Born on October 24, 1838, in Auburn, New York, Taylor was a teacher who struggled financially after her husband was killed in the Civil War.
After her death, she moved from place to place for many years, continuing to work as a teacher. Despairing about her situation, and in the hopes of achieving fame and fortune, she decided to try to become the first person to successfully travel down the Niagara Falls in a barrel.
Niagara Falls is part of the Niagara River, which connects Lake Erie and Lake Ontario. The falls consists of three separate waterfalls: Horseshoe Falls, Bridal Veil Falls and American Falls. Taylor chose Horseshoe Falls, which are located in Canada, for her stunt, hiring a manager to promote the event.
She then had a special padded pickle barrel built, whose outer oak ribs were cushioned inside. She then climbed in, with helpers screwing the lid shut and pumping it full of air with a bicycle pump.

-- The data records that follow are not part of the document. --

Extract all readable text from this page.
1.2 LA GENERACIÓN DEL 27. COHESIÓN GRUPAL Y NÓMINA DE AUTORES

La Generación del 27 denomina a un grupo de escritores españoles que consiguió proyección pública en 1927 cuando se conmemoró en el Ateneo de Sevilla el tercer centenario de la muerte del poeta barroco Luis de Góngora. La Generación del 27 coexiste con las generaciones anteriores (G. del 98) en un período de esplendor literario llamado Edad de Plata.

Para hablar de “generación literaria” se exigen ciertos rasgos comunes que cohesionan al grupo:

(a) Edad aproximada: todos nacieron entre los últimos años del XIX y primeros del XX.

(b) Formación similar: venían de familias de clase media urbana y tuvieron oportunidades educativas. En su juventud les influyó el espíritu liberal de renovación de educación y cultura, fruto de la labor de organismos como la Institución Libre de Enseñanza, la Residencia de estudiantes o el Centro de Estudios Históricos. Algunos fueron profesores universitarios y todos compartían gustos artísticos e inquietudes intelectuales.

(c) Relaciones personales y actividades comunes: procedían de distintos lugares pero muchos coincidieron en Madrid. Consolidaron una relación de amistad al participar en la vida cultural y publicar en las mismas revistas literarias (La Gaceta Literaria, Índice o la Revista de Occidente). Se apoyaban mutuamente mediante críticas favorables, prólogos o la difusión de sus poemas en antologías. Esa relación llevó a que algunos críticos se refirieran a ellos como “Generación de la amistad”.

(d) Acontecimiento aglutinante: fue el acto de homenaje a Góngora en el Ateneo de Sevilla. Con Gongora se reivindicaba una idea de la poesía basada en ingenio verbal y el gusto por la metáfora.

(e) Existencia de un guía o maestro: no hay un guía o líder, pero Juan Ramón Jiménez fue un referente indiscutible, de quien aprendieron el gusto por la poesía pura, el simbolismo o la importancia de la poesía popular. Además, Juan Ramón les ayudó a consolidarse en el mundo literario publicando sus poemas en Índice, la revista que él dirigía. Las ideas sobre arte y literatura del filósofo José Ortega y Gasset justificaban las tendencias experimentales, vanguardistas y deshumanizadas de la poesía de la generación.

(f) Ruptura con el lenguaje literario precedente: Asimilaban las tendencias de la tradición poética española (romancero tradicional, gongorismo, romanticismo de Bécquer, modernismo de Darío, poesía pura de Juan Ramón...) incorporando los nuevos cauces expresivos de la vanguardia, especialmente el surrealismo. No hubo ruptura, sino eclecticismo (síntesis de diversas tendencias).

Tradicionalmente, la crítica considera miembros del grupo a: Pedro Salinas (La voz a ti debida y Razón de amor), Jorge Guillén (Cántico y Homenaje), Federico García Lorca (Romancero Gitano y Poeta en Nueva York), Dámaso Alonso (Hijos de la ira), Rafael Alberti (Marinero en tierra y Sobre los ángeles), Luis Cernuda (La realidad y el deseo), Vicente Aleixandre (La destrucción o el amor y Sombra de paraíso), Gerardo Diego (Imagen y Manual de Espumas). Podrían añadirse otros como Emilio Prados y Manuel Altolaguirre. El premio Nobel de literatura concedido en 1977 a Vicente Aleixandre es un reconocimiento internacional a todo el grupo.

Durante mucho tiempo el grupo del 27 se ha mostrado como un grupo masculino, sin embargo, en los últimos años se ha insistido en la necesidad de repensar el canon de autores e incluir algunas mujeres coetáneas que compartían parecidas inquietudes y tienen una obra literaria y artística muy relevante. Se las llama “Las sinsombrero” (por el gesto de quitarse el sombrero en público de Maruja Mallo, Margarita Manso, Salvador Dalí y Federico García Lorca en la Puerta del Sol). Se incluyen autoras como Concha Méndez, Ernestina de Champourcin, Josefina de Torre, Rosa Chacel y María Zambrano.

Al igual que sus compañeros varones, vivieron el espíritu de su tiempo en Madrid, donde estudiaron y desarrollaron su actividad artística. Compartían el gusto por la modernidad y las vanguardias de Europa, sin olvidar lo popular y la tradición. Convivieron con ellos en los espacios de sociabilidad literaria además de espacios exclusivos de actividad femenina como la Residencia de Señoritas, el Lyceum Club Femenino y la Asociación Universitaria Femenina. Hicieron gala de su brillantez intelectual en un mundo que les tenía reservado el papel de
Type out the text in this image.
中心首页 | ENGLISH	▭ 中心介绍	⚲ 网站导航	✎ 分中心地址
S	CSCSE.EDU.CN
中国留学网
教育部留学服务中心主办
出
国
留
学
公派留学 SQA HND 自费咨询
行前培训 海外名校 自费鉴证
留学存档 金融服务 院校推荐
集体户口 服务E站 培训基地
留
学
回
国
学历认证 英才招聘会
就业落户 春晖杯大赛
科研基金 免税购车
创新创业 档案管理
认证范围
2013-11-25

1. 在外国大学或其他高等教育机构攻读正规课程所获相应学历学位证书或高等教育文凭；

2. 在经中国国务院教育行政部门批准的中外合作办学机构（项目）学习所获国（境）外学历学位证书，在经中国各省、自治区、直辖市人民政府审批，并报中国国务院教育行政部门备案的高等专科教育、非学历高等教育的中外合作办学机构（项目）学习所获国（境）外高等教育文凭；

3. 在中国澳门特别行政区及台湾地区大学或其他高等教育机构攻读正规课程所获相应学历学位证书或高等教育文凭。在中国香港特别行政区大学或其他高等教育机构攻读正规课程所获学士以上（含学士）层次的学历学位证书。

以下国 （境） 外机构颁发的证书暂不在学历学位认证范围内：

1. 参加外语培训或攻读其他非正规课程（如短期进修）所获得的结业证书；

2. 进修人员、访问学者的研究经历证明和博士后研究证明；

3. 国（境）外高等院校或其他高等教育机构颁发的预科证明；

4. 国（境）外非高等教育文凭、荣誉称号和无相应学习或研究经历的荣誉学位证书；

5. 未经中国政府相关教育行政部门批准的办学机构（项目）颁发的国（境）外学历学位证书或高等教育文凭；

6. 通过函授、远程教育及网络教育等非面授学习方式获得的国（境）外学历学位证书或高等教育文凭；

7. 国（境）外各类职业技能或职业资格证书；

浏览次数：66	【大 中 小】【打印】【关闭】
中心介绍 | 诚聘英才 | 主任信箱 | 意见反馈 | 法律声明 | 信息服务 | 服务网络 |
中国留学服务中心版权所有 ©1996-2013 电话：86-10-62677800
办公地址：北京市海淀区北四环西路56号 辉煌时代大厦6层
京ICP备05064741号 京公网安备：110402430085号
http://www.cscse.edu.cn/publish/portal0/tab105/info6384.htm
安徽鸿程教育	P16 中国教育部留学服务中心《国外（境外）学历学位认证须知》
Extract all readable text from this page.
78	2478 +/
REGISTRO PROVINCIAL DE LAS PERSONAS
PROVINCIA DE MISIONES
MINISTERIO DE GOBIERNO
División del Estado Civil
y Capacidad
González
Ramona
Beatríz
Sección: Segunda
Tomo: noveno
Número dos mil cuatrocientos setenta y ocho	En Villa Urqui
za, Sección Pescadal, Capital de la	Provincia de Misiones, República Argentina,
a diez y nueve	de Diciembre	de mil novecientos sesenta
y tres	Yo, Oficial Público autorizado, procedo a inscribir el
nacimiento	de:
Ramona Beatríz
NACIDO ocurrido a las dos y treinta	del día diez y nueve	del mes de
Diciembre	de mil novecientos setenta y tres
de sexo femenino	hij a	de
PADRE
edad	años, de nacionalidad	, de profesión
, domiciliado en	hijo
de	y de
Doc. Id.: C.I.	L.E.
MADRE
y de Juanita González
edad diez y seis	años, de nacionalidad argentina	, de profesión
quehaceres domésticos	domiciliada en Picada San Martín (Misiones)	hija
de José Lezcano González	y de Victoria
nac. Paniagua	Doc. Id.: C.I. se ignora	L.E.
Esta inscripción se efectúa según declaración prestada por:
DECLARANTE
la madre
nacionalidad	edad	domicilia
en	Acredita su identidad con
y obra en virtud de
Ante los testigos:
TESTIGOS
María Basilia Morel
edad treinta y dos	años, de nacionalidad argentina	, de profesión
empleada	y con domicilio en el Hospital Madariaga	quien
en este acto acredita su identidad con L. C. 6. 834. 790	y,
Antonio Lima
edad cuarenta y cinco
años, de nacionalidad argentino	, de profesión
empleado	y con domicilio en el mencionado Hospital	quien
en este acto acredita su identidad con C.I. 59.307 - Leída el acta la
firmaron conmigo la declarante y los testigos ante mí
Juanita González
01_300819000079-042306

On October 24, 1901, several thousand people turned out to see Taylor set adrift above the167-foot-high falls, float off the lip and disappear. She made it over the falls successfully, with only minor cuts and bruises, making her the first person, and the first woman, to successfully ride the falls in a barrel. News of her success was carried in several newspapers, and some reports included Taylor’s alleged comment to other daredevils: “Don’t try it.”
Her daring brought her media attention, but not the riches she had hoped for. Her manager reportedly embezzled all the money she earned for the stunt, and Taylor lived in poverty until her death on April 30, 1921, dying at the ripe age of 83.
And now you know the…rest of the story.